Multifocal Motor Neuropathy (MMN) is a rare condition in which multiple motor nerves are attacked by one’s immune system. This causes weakness without loss of sensation. The specific nature of the attack is unique and perplexing, since motor and sensory fibers are intermingled within the nerve trunks of the arms and legs, but only the motor nerves become involved.
To understand MMN it is important to understand how nerves transmit impulses. Nerve fibers are similar to electric wires, in that they are composed of axons (the wires) and myelin (the insulation). Unlike wires, however, the myelin is spaced along the nerves with gaps called Nodes of Ranvier. These nodes sit between segments of nerve that are wrapped with myelin. Nerves propagate electrical current, called action potentials by “jumping” from one Node of Ranvier to the next. This remarkable arrangement allows microscopic axons to transmit impulses at very high speeds; in adult humans, at rates of 50 meters/second.
A defining feature of MMN is conduction block; Conduction block is when the impulse fails to travel all the way down the nerve. There are many reasons for this but the exact one responsible in MMN is unknown. The encouraging aspect of conduction block is that it is potentially reversible, restoring function without any significant long-term effects.
In MMN, it is thought, although not proven, that antibodies directed against a constituent of the Node of Ranvier (GM 1 ganglioside) cause the sodium channels at the nodes to stop functioning.
Although conduction block is reversible, continued attacks on the nodes can cause destruction of the myelin and axons. These different mechanisms explain why some people with MMN respond to therapy very quickly, while others may develop prolonged or permanent weakness and shrinking of muscles from damage to the nerve (atrophy). As such, the goals of any treatment are to prevent the axonal degeneration and reverse the conduction block.
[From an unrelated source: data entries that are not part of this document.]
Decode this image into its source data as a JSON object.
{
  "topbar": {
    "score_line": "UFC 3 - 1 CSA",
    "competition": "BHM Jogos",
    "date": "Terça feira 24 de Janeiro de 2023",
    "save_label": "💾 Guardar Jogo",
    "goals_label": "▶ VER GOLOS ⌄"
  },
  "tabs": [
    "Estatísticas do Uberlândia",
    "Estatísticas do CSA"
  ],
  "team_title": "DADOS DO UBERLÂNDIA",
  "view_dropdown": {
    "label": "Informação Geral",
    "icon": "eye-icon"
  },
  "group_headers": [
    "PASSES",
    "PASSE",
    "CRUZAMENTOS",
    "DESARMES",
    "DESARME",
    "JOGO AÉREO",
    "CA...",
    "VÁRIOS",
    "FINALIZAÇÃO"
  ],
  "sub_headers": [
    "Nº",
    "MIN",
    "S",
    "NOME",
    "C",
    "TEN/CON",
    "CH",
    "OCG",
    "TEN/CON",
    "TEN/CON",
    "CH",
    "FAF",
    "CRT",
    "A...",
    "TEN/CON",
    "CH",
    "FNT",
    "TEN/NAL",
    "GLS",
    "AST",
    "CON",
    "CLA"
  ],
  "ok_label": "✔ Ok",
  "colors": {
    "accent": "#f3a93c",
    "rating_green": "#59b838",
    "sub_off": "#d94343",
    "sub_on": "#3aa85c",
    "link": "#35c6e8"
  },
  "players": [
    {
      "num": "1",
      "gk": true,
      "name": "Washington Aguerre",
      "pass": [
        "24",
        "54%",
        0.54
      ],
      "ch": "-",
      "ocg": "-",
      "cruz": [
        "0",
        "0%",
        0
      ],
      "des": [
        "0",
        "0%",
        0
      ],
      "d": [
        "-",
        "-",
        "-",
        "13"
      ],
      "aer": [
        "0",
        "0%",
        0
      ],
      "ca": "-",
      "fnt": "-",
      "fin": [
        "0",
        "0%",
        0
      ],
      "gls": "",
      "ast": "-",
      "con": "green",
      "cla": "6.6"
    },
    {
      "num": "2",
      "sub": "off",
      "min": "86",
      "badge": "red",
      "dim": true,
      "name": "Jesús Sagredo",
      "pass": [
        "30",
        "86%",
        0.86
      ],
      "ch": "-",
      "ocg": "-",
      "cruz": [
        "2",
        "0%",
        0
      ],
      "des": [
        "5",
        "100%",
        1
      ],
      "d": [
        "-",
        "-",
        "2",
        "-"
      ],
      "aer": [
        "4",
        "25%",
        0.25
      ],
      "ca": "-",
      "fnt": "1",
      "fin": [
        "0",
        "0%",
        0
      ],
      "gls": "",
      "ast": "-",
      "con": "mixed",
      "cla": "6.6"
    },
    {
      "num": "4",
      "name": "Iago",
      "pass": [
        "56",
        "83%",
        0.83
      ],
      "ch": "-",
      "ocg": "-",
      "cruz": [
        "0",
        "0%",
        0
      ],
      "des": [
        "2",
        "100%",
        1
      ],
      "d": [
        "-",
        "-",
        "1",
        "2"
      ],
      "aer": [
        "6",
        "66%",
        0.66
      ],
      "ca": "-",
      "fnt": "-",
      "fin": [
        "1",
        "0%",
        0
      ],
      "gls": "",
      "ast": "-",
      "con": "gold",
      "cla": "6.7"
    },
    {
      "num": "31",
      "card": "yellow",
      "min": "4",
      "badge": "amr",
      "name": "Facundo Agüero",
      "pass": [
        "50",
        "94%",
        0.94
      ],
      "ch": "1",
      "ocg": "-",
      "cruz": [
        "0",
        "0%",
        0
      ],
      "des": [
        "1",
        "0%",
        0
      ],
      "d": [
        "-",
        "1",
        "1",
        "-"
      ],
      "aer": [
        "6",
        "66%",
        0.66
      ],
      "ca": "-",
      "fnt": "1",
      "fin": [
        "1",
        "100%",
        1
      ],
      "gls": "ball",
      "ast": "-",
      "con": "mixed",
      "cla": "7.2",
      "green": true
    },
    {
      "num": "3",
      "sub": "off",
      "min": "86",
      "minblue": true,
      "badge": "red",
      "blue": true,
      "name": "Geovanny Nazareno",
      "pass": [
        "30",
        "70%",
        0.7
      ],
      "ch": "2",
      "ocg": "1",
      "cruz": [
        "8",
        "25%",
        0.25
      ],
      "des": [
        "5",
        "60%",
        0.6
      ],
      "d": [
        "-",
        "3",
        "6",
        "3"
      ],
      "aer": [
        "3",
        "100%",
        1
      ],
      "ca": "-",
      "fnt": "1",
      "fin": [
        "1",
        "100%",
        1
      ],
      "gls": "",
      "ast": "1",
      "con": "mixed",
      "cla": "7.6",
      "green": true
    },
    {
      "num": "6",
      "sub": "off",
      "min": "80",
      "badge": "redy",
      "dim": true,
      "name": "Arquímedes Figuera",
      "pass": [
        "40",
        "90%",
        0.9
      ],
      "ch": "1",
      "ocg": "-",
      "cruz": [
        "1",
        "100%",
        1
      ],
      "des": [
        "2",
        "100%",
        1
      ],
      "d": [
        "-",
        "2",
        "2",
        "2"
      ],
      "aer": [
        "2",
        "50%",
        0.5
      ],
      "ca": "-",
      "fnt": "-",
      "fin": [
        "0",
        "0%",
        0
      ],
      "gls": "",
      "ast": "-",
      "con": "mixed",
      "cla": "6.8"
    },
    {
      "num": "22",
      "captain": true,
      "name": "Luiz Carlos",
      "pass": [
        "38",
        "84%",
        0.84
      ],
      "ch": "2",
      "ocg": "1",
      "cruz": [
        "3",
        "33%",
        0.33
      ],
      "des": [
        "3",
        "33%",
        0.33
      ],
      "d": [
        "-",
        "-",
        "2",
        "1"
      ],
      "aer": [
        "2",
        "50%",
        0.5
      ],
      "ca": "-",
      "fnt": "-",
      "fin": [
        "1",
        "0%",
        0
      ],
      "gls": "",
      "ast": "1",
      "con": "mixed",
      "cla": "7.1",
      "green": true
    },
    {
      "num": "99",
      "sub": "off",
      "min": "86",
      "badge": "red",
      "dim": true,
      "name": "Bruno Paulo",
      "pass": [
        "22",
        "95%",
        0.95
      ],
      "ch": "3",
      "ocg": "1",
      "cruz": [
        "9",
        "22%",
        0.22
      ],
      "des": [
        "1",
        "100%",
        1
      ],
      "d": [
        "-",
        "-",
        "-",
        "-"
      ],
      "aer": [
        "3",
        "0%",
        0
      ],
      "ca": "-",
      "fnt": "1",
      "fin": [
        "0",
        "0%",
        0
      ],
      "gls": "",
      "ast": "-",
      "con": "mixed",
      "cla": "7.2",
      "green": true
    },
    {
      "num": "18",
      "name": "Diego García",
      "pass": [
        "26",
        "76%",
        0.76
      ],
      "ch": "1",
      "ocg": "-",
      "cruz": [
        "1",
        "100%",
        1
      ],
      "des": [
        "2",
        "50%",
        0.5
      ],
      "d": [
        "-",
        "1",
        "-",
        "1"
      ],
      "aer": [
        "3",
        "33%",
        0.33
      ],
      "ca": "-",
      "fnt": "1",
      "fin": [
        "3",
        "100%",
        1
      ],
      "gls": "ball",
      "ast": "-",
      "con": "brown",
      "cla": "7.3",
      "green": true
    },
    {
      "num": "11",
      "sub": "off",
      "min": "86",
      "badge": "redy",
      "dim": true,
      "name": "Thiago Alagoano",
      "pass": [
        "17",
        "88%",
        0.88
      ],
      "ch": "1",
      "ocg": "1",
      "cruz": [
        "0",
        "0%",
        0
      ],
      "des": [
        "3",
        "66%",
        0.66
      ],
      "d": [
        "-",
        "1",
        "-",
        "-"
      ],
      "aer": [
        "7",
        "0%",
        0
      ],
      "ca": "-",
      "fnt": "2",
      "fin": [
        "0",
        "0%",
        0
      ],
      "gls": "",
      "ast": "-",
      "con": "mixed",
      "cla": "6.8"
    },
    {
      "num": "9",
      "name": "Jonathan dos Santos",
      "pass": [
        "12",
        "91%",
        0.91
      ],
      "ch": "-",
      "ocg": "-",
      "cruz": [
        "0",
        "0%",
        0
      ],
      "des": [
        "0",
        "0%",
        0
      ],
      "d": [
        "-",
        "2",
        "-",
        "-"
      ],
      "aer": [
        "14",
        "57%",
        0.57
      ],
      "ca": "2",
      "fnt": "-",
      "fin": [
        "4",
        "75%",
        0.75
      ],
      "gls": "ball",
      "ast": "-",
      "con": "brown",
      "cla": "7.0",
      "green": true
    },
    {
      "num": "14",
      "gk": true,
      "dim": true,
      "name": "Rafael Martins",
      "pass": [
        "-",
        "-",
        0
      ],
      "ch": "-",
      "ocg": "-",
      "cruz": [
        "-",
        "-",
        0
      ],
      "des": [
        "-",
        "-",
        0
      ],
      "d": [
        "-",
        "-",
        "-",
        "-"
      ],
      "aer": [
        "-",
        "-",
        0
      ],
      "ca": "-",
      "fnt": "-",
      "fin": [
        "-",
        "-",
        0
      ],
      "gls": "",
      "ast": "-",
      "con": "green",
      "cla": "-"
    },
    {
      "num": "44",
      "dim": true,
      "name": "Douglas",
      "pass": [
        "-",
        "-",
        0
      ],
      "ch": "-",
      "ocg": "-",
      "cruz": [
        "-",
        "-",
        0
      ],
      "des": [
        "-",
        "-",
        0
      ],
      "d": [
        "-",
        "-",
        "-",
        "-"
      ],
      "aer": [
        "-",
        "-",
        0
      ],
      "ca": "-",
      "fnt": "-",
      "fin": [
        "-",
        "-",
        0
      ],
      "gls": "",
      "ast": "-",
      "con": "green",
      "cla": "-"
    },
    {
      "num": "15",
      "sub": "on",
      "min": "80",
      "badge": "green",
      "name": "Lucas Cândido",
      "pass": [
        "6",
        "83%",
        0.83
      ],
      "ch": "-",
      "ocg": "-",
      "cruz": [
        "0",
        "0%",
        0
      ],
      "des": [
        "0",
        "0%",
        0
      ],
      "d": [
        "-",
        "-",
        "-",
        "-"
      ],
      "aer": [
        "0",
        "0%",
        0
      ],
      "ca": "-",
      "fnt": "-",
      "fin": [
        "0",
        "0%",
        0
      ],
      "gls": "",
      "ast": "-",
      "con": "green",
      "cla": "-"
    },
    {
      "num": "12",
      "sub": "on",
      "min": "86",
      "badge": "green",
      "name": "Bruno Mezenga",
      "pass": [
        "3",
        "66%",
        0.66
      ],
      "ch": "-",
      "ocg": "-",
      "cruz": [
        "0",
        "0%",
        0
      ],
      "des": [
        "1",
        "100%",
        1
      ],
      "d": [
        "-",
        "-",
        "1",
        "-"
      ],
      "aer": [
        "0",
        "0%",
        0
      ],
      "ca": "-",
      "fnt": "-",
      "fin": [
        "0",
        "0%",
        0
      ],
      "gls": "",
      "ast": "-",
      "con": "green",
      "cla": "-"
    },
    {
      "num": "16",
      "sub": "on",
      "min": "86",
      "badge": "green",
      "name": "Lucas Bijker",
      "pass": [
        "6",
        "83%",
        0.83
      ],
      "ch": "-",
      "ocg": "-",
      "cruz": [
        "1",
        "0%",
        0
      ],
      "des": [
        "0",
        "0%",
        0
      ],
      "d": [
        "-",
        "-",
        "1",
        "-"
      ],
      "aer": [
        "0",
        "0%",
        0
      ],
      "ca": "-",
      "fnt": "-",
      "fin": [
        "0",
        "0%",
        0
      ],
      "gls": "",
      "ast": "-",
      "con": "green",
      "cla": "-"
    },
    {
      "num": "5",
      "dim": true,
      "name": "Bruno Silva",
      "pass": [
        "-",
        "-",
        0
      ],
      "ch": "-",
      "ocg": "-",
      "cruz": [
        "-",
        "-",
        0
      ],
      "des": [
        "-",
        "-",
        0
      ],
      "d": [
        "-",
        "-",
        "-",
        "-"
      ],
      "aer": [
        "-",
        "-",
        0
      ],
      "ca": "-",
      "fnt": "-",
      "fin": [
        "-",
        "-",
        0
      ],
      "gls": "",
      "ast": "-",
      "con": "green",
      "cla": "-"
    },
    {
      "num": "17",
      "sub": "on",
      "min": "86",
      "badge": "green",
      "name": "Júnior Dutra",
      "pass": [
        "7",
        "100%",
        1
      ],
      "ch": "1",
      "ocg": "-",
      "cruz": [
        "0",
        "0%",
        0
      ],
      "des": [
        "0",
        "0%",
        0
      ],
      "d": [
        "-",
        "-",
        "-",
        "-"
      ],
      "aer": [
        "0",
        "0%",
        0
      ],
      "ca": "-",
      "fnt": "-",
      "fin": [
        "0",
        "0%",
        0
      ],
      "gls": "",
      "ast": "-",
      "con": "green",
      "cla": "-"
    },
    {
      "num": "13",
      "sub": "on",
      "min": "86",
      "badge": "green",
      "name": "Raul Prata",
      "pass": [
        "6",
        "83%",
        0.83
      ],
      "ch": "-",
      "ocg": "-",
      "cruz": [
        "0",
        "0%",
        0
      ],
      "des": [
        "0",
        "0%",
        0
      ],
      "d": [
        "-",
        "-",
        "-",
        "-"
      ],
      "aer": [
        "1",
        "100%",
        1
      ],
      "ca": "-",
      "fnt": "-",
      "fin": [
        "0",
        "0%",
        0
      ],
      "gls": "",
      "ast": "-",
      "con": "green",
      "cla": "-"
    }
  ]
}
The diagnosis of MMN depends on demonstrating that a patient has a purely motor disorder affecting individual nerves, that there are no UMN signs, that there are no sensory deficits, and that there is evidence of conduc¬tion block. These criteria are designed to differentiate the disorder from ALS (purely motor but with UMN signs), the Lewis-Sumner Syndrome variant of Chronic Inflammatory Demyelinating Polyneuropathy (CIDP) (similar to MMN but usually with significant sensory loss), and “vasculitis” (a type of multiple mononeuropathy syndrome caused by inflammatory damage to the blood vessels in nerves that also causes sensory and motor symptoms).
A neurologist is usually needed to determine the diagnosis, which is based on the history and physical examination along with the electrodiagnostic study, which includes nerve conduction studies (NCS) and needle electromyography (EMG).
The NCS usually demonstrate conduction block. This can be done by showing that the nerve signal cannot conduct past a “lesion” at some point along the nerve. For example, if the nerve is blocked in the forearm, an electrical impulse can easily get from the wrist to the hand if the stimulus is placed at the wrist. However, the signal will be blocked from reaching the hand if the stimulus is applied at the elbow. In MMN, sensory conduction along the same path should be normal. The EMG portion of the test looks for signals in the way muscles fire. In MMN it will most likely reveal abnormalities suggesting that some percentage of the motor axons have been damaged.
Laboratory testing for GM1 antibodies is frequently done and can be very helpful if they are abnormal. However, since only a third of patients with MMN have these antibodies, a negative test does not rule out the disorder. Spinal fluid examination is not usually helpful.